The Dead End of Reparations

I don’t know about you, but I am about ready to take the ruling-class enthusiasm for “reparations” and put it where the sun don’t shine.

The current push for reparations, I assume, has occurred because Nikole Hannah-Jones’ 1619 Project has jumped from the New York Times to the Hulu streaming service.

And, of course, all of a sudden, California has decided to empower its black politicos to decide how much reparation is enough. Don’t know much about historee, but I think the Latinos of one-time “Alta California” might have a better claim to the loot.

But then, I thought, better check Google Ngram and Google Trends to see how the present Mass Formation Psychosis on reparations has arisen.

On Google Ngram, which is about books, “reparations” was going nowhere until a peak in the 1920s. Then it dropped away but shot up again in the 1940s. It is all about German reparations, the brilliant idea of the western powers to Make Germany Pay for World War One. But WWII reparations enthusiasm peaked in 1947. Reading the tea-leaves in books like American Occupation of Germany: Retreat to Victory by Edward N. Peterson, I get the feeling that our fearless leaders realized that, if post-Nazi Germany was going to be sent back to the Stone Age, we Yanks would have to feed it.

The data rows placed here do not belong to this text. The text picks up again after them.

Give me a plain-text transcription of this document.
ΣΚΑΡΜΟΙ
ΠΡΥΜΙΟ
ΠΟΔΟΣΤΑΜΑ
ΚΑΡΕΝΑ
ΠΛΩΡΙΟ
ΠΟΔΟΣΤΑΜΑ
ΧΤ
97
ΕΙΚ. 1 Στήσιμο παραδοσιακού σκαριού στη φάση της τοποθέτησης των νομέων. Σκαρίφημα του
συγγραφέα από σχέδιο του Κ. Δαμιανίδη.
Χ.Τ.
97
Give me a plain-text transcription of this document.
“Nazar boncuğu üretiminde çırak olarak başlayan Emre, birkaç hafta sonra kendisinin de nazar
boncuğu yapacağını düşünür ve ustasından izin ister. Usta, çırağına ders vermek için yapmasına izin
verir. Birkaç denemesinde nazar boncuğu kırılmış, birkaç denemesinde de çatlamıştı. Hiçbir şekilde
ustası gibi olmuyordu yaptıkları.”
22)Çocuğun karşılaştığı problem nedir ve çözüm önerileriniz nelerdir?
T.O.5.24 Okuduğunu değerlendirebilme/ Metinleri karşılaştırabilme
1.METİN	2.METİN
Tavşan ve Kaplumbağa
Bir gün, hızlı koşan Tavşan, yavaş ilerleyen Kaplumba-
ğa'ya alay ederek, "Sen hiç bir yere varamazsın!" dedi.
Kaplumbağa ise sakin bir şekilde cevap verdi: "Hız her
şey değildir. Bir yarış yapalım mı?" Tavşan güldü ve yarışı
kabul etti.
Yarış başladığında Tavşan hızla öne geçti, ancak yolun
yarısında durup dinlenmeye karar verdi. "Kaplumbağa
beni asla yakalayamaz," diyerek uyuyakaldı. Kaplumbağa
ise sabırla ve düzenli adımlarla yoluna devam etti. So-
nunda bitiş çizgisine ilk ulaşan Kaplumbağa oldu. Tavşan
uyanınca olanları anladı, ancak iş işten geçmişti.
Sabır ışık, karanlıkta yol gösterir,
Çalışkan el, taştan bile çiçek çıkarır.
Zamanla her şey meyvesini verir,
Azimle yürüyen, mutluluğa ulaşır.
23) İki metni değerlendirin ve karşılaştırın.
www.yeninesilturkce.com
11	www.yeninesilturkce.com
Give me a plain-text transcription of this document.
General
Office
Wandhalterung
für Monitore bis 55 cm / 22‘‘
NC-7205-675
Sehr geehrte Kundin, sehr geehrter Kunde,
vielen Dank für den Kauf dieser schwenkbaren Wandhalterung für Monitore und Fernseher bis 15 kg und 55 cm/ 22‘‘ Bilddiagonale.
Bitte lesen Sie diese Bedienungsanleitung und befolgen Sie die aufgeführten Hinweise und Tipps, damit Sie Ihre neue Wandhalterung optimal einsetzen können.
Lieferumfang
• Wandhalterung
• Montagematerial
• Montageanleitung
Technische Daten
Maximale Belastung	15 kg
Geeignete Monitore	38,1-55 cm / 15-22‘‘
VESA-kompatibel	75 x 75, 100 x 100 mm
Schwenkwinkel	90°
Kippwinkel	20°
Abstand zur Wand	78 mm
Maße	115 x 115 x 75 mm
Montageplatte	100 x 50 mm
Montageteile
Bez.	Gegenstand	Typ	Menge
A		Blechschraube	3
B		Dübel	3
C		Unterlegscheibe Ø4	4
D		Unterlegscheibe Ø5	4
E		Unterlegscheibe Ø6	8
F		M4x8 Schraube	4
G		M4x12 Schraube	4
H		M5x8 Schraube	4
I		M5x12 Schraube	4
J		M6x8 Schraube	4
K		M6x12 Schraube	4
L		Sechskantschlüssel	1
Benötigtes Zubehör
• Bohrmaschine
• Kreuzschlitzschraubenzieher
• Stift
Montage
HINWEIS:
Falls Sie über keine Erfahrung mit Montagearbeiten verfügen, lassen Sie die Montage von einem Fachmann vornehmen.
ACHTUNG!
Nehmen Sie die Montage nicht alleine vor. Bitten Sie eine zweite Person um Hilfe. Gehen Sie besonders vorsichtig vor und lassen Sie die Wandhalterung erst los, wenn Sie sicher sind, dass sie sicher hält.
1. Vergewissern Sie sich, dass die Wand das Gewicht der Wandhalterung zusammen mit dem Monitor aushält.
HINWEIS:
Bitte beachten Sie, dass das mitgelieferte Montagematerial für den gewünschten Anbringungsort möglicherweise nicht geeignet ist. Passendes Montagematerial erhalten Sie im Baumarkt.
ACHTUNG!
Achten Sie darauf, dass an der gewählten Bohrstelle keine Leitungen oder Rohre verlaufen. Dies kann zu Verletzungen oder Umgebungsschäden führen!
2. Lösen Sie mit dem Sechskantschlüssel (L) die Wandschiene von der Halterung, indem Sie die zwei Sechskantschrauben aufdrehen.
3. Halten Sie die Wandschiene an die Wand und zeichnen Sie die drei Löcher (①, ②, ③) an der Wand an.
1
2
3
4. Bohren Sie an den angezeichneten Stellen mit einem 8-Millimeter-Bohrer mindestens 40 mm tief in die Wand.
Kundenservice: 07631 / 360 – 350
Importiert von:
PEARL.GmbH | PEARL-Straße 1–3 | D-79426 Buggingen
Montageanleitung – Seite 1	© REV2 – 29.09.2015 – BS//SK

On Google Trends, which is about search, “reparations” was going nowhere until June 2019, the month of the virgin birth of the 1619 Project. Then it declined but shot up to a new peak in June 2020, right after the crucifixion of George Floyd. And now it is trending because of Gavin Newsom and the Hulu series.

Of course, to me, this fascination with “reparations” is just another confirmation of my idea that the left is a Great Reaction, a political lurch back to the primitive. “Revenge” and “Reparations” belong to stateless tribal societies where there is no legal system backed up by the state to enforce justice. How do tribal societies prevent escalation of blood feuds into general warfare? According to Francis Fukuyama in The Origins of Political Order, stateless tribes tried to resolve blood feuds with a culture of revenge, arbitration, and monetary damages — called Wergeld by the Germanic tribes. But in our day, we have the glorious legal system and lawyers, backed up by government force, to assess damages and enforce payment without the intervention of the male relatives of the victim.

I want to say that “this is not that hard,” but in fact it is hard. Americans do not learn about the history of law and the state and justice in public school, nor in college. If you want to educate yourself so you can write what I have written here, you have to read the books and ignore the union teachers and the woke professors and tread where cupcakes fear to tread, outside the Overton Window.

But why, you ask? Why, a century and a half after the abolition of slavery, and fifty years after the abolition of racial discrimination, why is the New York Times poisoning us with a reactionary movement for “reparations?” What is the point?